Writers of historical fiction will offer all sorts of answers to that question. Reviewers will have even more. They will probably all be correct, from their point of view. One perspective is that all history is fiction. We only know of any event from what observers recorded, and historians resolved. A dictionary will say it is the genre of literature, film, etc. comprising narratives set in the past and characterized chiefly by an imaginative reconstruction of historical events and personages. This is true, too.
I love history and the interesting story in history is, to me, the occurrence of the unintended consequences that so often escape the textbook, or the filmmaker. One of the greatest examples of this is how the world changed after the catastrophic failure of Napoleon’s invasion of Russia in 1812. The only published record of this is from a member of Napoleon’s army, in the book Campaign in Russia by Eugene Labaume, published in 1814. The last line of this book says much. “These calamities have had one happy result, by putting an end to a despotic influence; they have restored Europe her liberty, and to France her happiness.”

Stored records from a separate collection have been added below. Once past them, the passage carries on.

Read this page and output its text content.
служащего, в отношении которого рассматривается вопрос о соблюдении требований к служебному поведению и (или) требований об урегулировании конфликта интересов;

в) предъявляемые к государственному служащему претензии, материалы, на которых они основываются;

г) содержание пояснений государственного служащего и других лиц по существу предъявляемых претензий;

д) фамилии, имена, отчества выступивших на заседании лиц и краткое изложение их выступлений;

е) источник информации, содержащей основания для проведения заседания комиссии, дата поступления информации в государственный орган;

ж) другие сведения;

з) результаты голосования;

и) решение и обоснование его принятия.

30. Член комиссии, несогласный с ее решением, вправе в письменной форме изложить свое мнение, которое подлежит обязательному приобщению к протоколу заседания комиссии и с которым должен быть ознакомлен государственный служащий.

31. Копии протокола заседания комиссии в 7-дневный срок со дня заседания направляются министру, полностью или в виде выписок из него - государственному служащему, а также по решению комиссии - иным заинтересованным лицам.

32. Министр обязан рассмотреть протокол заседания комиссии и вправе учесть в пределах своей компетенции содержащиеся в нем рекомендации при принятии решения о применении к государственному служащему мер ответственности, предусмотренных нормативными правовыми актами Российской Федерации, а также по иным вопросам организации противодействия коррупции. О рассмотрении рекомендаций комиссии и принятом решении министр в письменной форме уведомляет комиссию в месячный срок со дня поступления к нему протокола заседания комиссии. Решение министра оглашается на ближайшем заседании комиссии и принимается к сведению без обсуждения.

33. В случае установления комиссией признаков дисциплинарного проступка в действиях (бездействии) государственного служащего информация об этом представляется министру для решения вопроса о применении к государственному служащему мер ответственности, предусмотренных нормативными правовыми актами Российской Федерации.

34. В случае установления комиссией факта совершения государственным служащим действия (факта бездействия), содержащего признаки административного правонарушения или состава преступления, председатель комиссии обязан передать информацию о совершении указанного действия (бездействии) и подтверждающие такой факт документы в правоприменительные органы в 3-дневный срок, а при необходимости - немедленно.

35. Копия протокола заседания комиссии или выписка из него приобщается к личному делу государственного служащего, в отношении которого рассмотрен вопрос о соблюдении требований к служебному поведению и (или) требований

My view is to look for the story behind or between the facts. I want to know everything that is known, and everything that is not known. Then a story might unfold that is enjoyable and enlightening. The facts can be dramatized and connected with creative action. The soul of the characters can be developed for depth, breadth and meaning.
The structure of The Lady with an Ostrich Feather Fan, my dramatic story of the famed Yusupov Rembrandts, is built on this formula.